Pendant un certain temps, Frank reste également fidèle à Jimmy et Russell (qui ont eux-mêmes une relation décente) et fait souvent des allers-retours entre les deux assistants aux réunions, prêtant une oreille tombante et les débarrassant parfois des «obstacles» de la meilleure façon qu'il connaisse. comment. Tout va bien pendant quelques années, mais comme on pouvait s'y attendre, des problèmes commencent à se produire alors que le film approche de son crescendo à couper le souffle, alors que les agendas politiques conflictuels amènent les tensions à leur paroxysme.

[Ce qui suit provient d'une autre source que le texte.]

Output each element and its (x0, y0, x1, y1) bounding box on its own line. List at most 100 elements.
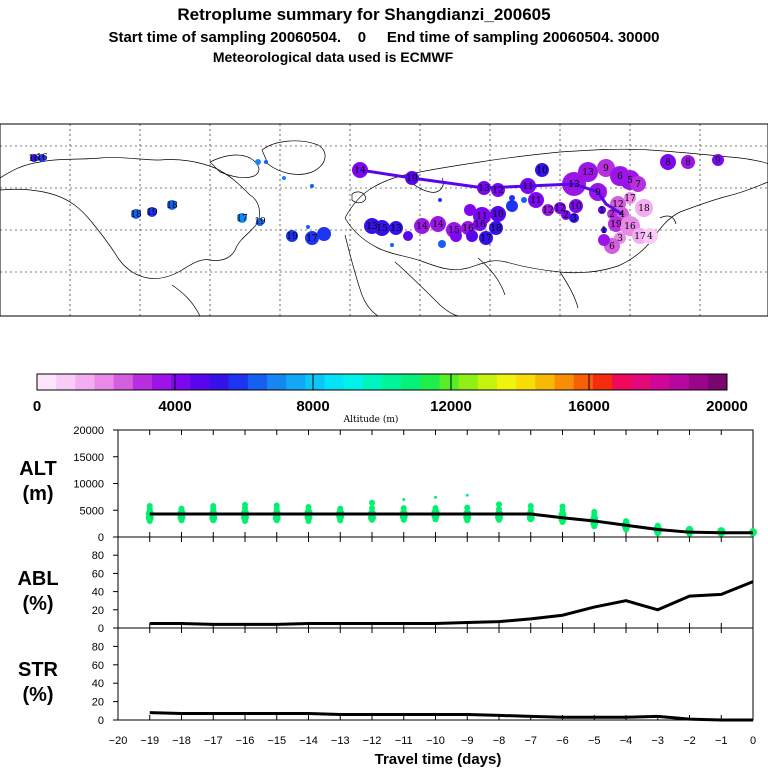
x-tick-label: −17 (204, 735, 223, 747)
alt-scatter-point (464, 504, 471, 511)
y-tick-label: 60 (92, 660, 104, 672)
x-tick-label: −7 (524, 735, 537, 747)
panel-ylabel-unit: (m) (22, 483, 53, 505)
colorbar-tick-label: 4000 (158, 398, 191, 415)
map-number-label: 18 (490, 224, 502, 234)
plume-marker (237, 213, 247, 223)
colorbar-cell (477, 374, 498, 390)
alt-scatter-point (178, 505, 185, 512)
y-tick-label: 5000 (80, 505, 104, 517)
alt-scatter-point (623, 517, 629, 524)
colorbar-cell (75, 374, 95, 390)
x-tick-label: −15 (267, 735, 286, 747)
y-tick-label: 15000 (73, 452, 104, 464)
series-line-str (149, 711, 753, 722)
map-number-label: 10 (536, 166, 548, 176)
panel-ylabel-str: STR (18, 659, 59, 681)
colorbar-tick-label: 20000 (706, 398, 748, 415)
map-plume-markers (30, 154, 724, 254)
map-number-label: 4 (647, 232, 653, 242)
map-number-label: 2 (563, 211, 569, 221)
x-tick-label: −12 (363, 735, 382, 747)
map-number-label: 2 (609, 210, 615, 220)
colorbar-cell (305, 374, 325, 390)
x-tick-label: −1 (715, 735, 728, 747)
plume-marker (450, 230, 462, 242)
map-number-label: 13 (582, 168, 594, 178)
map-number-label: 14 (432, 220, 444, 230)
y-tick-label: 20 (92, 605, 104, 617)
map-number-label: 13 (366, 222, 378, 232)
x-tick-label: −19 (140, 735, 159, 747)
x-tick-label: −16 (236, 735, 255, 747)
map-number-label: 16 (462, 224, 474, 234)
panel-frame (117, 627, 754, 721)
x-tick-label: −14 (299, 735, 318, 747)
plume-marker (506, 200, 518, 212)
colorbar-cell (554, 374, 574, 390)
plume-marker (30, 154, 38, 162)
colorbar-cell (94, 374, 114, 390)
colorbar-cell (209, 374, 229, 390)
map-number-label: 8 (685, 158, 691, 168)
plume-marker (305, 231, 319, 245)
alt-scatter-point (369, 499, 375, 506)
plume-track-line (359, 168, 623, 216)
plume-marker (282, 176, 286, 180)
alt-scatter-point (496, 501, 502, 508)
colorbar-tick-label: 0 (33, 398, 41, 415)
plume-marker (569, 213, 579, 223)
x-axis-label: Travel time (days) (375, 751, 502, 768)
alt-scatter-point (402, 498, 406, 502)
coast-india (559, 271, 579, 309)
y-tick-label: 60 (92, 568, 104, 580)
plume-marker (310, 184, 314, 188)
alt-scatter-point (369, 505, 375, 512)
plume-marker (490, 206, 506, 222)
colorbar-cell (267, 374, 287, 390)
x-tick-label: −18 (172, 735, 191, 747)
x-tick-label: −8 (493, 735, 506, 747)
map-number-label: 10 (570, 202, 582, 212)
colorbar-cell (573, 374, 594, 390)
coast-arabia (477, 257, 506, 296)
x-tick-label: −4 (620, 735, 633, 747)
alt-scatter-point (242, 501, 248, 508)
plume-marker (569, 199, 583, 213)
map-number-label: 12 (492, 186, 503, 196)
plume-marker (489, 221, 503, 235)
map-number-label: 8 (665, 158, 671, 168)
colorbar-tick-label: 16000 (568, 398, 610, 415)
colorbar-cell (171, 374, 191, 390)
colorbar-cell (631, 374, 651, 390)
colorbar-cell (228, 374, 249, 390)
plume-marker (509, 195, 515, 201)
colorbar-cell (458, 374, 479, 390)
plume-marker (521, 197, 527, 203)
x-tick-label: −13 (331, 735, 350, 747)
plume-marker (390, 243, 394, 247)
alt-scatter-point (434, 495, 437, 499)
map-number-label: 5 (627, 176, 633, 186)
alt-scatter-point (654, 522, 661, 529)
coast-africa-east (394, 261, 461, 317)
plume-marker (681, 155, 695, 169)
plume-marker (167, 200, 177, 210)
map-number-label: 9 (603, 164, 609, 174)
alt-scatter-point (496, 506, 502, 513)
map-number-label: 10 (492, 210, 504, 220)
x-tick-label: −9 (461, 735, 474, 747)
colorbar-cell (669, 374, 689, 390)
map-number-label: 17 (236, 214, 248, 224)
colorbar-cell (382, 374, 402, 390)
series-line-abl (149, 580, 754, 626)
colorbar-cell (401, 374, 421, 390)
colorbar-cell (113, 374, 134, 390)
alt-scatter-point (591, 508, 598, 515)
plume-marker (712, 154, 724, 166)
map-number-label: 19 (406, 174, 418, 184)
plume-marker (578, 162, 598, 182)
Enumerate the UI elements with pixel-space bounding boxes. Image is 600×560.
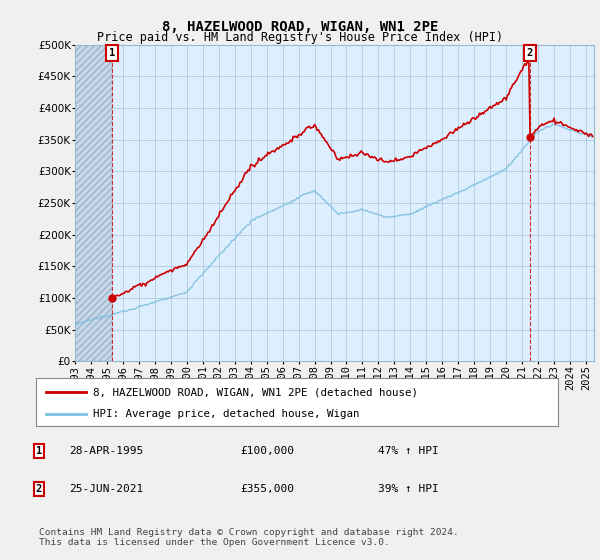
Text: Contains HM Land Registry data © Crown copyright and database right 2024.
This d: Contains HM Land Registry data © Crown c… — [39, 528, 459, 547]
Text: 28-APR-1995: 28-APR-1995 — [69, 446, 143, 456]
Text: 8, HAZELWOOD ROAD, WIGAN, WN1 2PE (detached house): 8, HAZELWOOD ROAD, WIGAN, WN1 2PE (detac… — [94, 388, 418, 397]
Text: £355,000: £355,000 — [240, 484, 294, 494]
Text: HPI: Average price, detached house, Wigan: HPI: Average price, detached house, Wiga… — [94, 409, 360, 419]
Text: 47% ↑ HPI: 47% ↑ HPI — [378, 446, 439, 456]
Text: Price paid vs. HM Land Registry's House Price Index (HPI): Price paid vs. HM Land Registry's House … — [97, 31, 503, 44]
Text: 8, HAZELWOOD ROAD, WIGAN, WN1 2PE: 8, HAZELWOOD ROAD, WIGAN, WN1 2PE — [162, 20, 438, 34]
Text: 2: 2 — [527, 48, 533, 58]
Polygon shape — [75, 45, 112, 361]
Text: 25-JUN-2021: 25-JUN-2021 — [69, 484, 143, 494]
Text: 1: 1 — [109, 48, 115, 58]
Text: 39% ↑ HPI: 39% ↑ HPI — [378, 484, 439, 494]
Text: £100,000: £100,000 — [240, 446, 294, 456]
Text: 1: 1 — [36, 446, 42, 456]
Text: 2: 2 — [36, 484, 42, 494]
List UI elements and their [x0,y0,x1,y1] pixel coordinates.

La situation est encore exacerbée par la nomination par le président Kennedy de son frère Bobby au poste de procureur général ; un homme avec un zeste connu pour poursuivre des organisations criminelles, et accessoirement, le corrompu Jimmy. Sans trop gâcher, l'empire de Jimmy lui est dépouillé et sa réticence à prendre du recul par rapport aux apparitions publiques commence à susciter des inquiétudes… « inquiétude » équivaut à une crise dans la mafia. Après que Jimmy ait fait des bruits selon lesquels ses débiteurs mafieux sont « ingrats » et suggère qu'il pourrait les dénoncer s'ils menacent son gagne-pain (ou sa vie réelle d'ailleurs), Frank est appelé et lui demande où réside vraiment sa loyauté dévote.
Il convient de rappeler à nouveau que les acteurs et le réalisateur ont été le principal attrait de tous ceux qui ont visité les multiplexes ou sacrifié une soirée entière sur Netflix pour L'Irlandais, et pas une seule performance déçue. Même le camée arbitraire d'Action Bronson a été bien joué. En théorie, l'idée que Pesci joue un rôle de mentor pour De Niro est étrange, mais mon Dieu, c'est le petit homme qui le fait fonctionner. Sorti de sa retraite par Scorsese, Pesci est une merveille absolue dans le rôle de Russell Bufalino : pas effrayant et impétueux comme Tommy DeSimone, mais un intrigant tranquille, un réparateur. À bien des égards, son contrôle et son influence dans ce rôle d'orchestrateur le rendent encore plus menaçant.
La représentation par De Niro du tueur à gages irlandais Frank Sheeran est une aussi belle performance que celle que nous avons vue de l'homme depuis Casino (1995). Ses moments de résignation tranquille et de tristesse sourde sont absolument dévastateurs, et des passages sporadiques de lui aux prises avec des difficultés physiques et émotionnelles au crépuscule de ses années lui donnent vraiment une boule dans la gorge. La meilleure performance, pour moi, est venue d'Al Pacino en tant que loquace Jimmer Hoffa. Dans un rôle différent de tous ceux que j'ai vus du huit fois oscarisé, Pacino dégage une impétuosité et une imperméabilité pour presque tout le monde (à l'exception de son confident Frank) et ses plaisanteries constantes fournissent certaines des lignes les plus mémorables du film.